Wskazując na powyższe zarzuty, na podstawie art. 386 § 1 w zw. z art. 368 § 1 pkt 5 k.p.c. powód wniósł o zmianę zaskarżonego wyroku w części oddalającej powództwo ponad kwotę 15 000zł i uwzględnienie powództwa w całości, zasądzenie od pozwanego na rzecz jego kosztów procesu w drugiej instancji oraz o zwolnienie od kosztów sądowych w postępowaniu odwoławczym w całości.

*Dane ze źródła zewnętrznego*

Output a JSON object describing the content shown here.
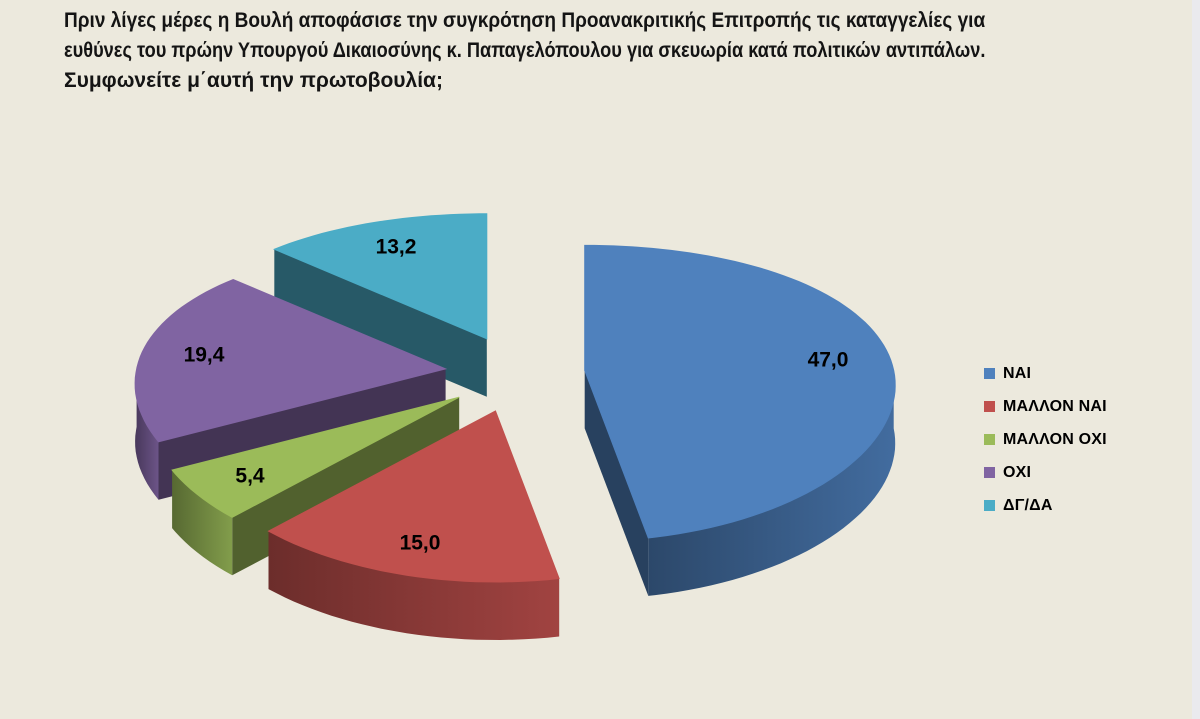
{
  "page": {
    "background": "#ECE9DD",
    "edge_strip_color": "#EAEAEE"
  },
  "question": {
    "lines": [
      "Πριν λίγες μέρες η Βουλή αποφάσισε την συγκρότηση Προανακριτικής Επιτροπής τις καταγγελίες για",
      "ευθύνες του πρώην Υπουργού Δικαιοσύνης κ. Παπαγελόπουλου για σκευωρία κατά πολιτικών αντιπάλων.",
      "Συμφωνείτε μ΄αυτή την πρωτοβουλία;"
    ]
  },
  "chart_data": {
    "type": "pie",
    "style": "3d-exploded",
    "title": "Πριν λίγες μέρες η Βουλή αποφάσισε την συγκρότηση Προανακριτικής Επιτροπής τις καταγγελίες για ευθύνες του πρώην Υπουργού Δικαιοσύνης κ. Παπαγελόπουλου για σκευωρία κατά πολιτικών αντιπάλων. Συμφωνείτε μ΄αυτή την πρωτοβουλία;",
    "unit": "percent",
    "categories": [
      "ΝΑΙ",
      "ΜΑΛΛΟΝ ΝΑΙ",
      "ΜΑΛΛΟΝ ΟΧΙ",
      "ΟΧΙ",
      "ΔΓ/ΔΑ"
    ],
    "values": [
      47.0,
      15.0,
      5.4,
      19.4,
      13.2
    ],
    "value_labels": [
      "47,0",
      "15,0",
      "5,4",
      "19,4",
      "13,2"
    ],
    "colors": [
      "#4F81BD",
      "#C0504D",
      "#9BBB59",
      "#8064A2",
      "#4BACC6"
    ],
    "label_color": "#000000",
    "background": "#ECE9DD",
    "legend_position": "right",
    "start_angle_deg": 0,
    "direction": "clockwise"
  }
}
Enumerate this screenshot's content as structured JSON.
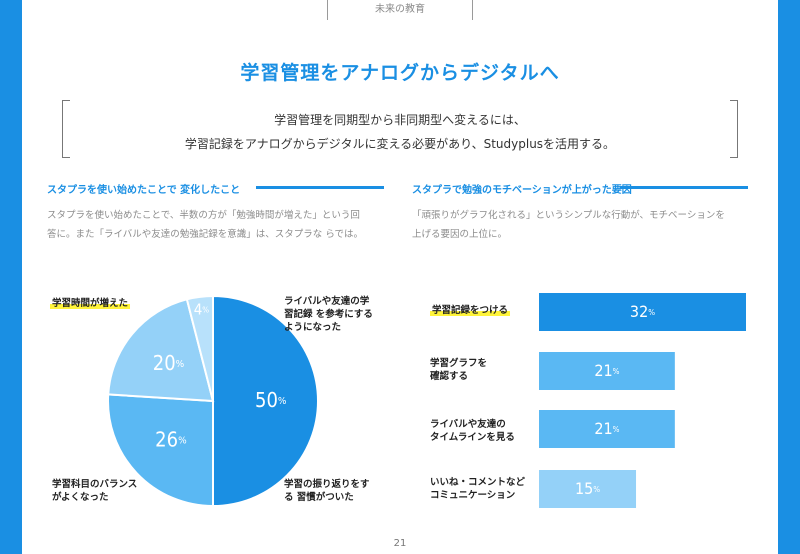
{
  "header": {
    "tab_label": "未来の教育"
  },
  "title": "学習管理をアナログからデジタルへ",
  "summary": {
    "line1": "学習管理を同期型から非同期型へ変えるには、",
    "line2": "学習記録をアナログからデジタルに変える必要があり、Studyplusを活用する。"
  },
  "left_section": {
    "heading": "スタプラを使い始めたことで 変化したこと",
    "body_line1": "スタプラを使い始めたことで、半数の方が「勉強時間が増えた」という回",
    "body_line2": "答に。また「ライバルや友達の勉強記録を意識」は、スタプラな らでは。"
  },
  "right_section": {
    "heading": "スタプラで勉強のモチベーションが上がった要因",
    "body_line1": "「頑張りがグラフ化される」というシンプルな行動が、モチベーションを",
    "body_line2": "上げる要因の上位に。"
  },
  "pie_labels": {
    "study_time": "学習時間が増えた",
    "rival_line1": "ライバルや友達の学",
    "rival_line2": "習記録 を参考にする",
    "rival_line3": "ようになった",
    "review_line1": "学習の振り返りをす",
    "review_line2": "る 習慣がついた",
    "balance_line1": "学習科目のバランス",
    "balance_line2": "がよくなった"
  },
  "bar_labels": {
    "record": "学習記録をつける",
    "graph_line1": "学習グラフを",
    "graph_line2": "確認する",
    "timeline_line1": "ライバルや友達の",
    "timeline_line2": "タイムラインを見る",
    "like_line1": "いいね・コメントなど",
    "like_line2": "コミュニケーション"
  },
  "page_number": "21",
  "colors": {
    "accent": "#1a8fe3",
    "mid": "#5ab8f3",
    "light": "#94d1f8",
    "pale": "#b8e1fb",
    "highlight": "#fff43a"
  },
  "chart_data": [
    {
      "type": "pie",
      "slices": [
        {
          "label": "学習時間が増えた",
          "value": 50,
          "color": "#1a8fe3"
        },
        {
          "label": "ライバルや友達の学習記録 を参考にするようになった",
          "value": 26,
          "color": "#5ab8f3"
        },
        {
          "label": "学習の振り返りをする 習慣がついた",
          "value": 20,
          "color": "#94d1f8"
        },
        {
          "label": "学習科目のバランスがよくなった",
          "value": 4,
          "color": "#b8e1fb"
        }
      ],
      "unit": "%"
    },
    {
      "type": "bar",
      "orientation": "horizontal",
      "categories": [
        "学習記録をつける",
        "学習グラフを確認する",
        "ライバルや友達のタイムラインを見る",
        "いいね・コメントなどコミュニケーション"
      ],
      "values": [
        32,
        21,
        21,
        15
      ],
      "colors": [
        "#1a8fe3",
        "#5ab8f3",
        "#5ab8f3",
        "#94d1f8"
      ],
      "unit": "%"
    }
  ]
}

Urząd Miejski w W. zaskarżył wyrok Sądu Rejonowego w części w pkt I i III , zarzucając:

1) naruszenie przepisów prawa materialnego, a to przepisu art. 18 3a § 1 w zw. z § 3 k.p. poprzez jego niewłaściwe zastosowanie polegające na przyjęciu, iż do ustalenia, czy doszło do aktu dyskryminacji w stosunku do powoda, tj. czy powód był potraktowany przez stronę pozwaną mniej korzystnie niż inni kandydaci w porównywalnej sytuacji z uwagi na brak znajomości oraz członków rodziny wśród pracowników pozwanej, uzasadnione oraz prawnie dopuszczalne było porównanie przebiegu i wyniku dwóch, różnych konkursów przeprowadzonych przez stronę pozwaną, tj. konkursu na stanowisko inspektora w Biurze Ochrony (...), (...)Wodnej, (...)i (...) w Urzędzie Miejskim w W., w którym powód brał udział z przebiegiem i wynikiem konkursu na stanowisko ogrodnika miejskiego w Biurze Ochrony (...), (...)Wodnej, (...)i (...) w Urzędzie Miejskim w W., w którym powód nie brał udziału, w sytuacji gdy:

- dokonując ustalenia, czy doszło do aktu dyskryminacji na etapie nawiązania stosunku pracy należy ustalić, czy osoby startujące w konkursie na dane stanowisko zostały potraktowane tak samo, czy też wymagania stawiane są osobom ubiegającym się o pracę w taki sposób, iż dyskryminuje to pozostałe osoby ubiegające się o pracę, a nie porównywać warunki jednego konkursu z drugim, zwłaszcza gdy konkursy te dotyczą różnych stanowisk, tj. czy przewidziane przez stronę pozwaną wymagania uprzywilejowały osoby znajome oraz członków rodzin pracowników pozwanej;

- każdy konkurs jest inny, inne są wymagania stawiane kandydatom, inne są oczekiwania pracodawcy w stosunku do kandydatów zatrudnianych na dane stanowisko pracy, a co za tym idzie nie można porównywać dwóch różnych konkursów ze sobą z uwagi na to, iż są one nieporównywalne.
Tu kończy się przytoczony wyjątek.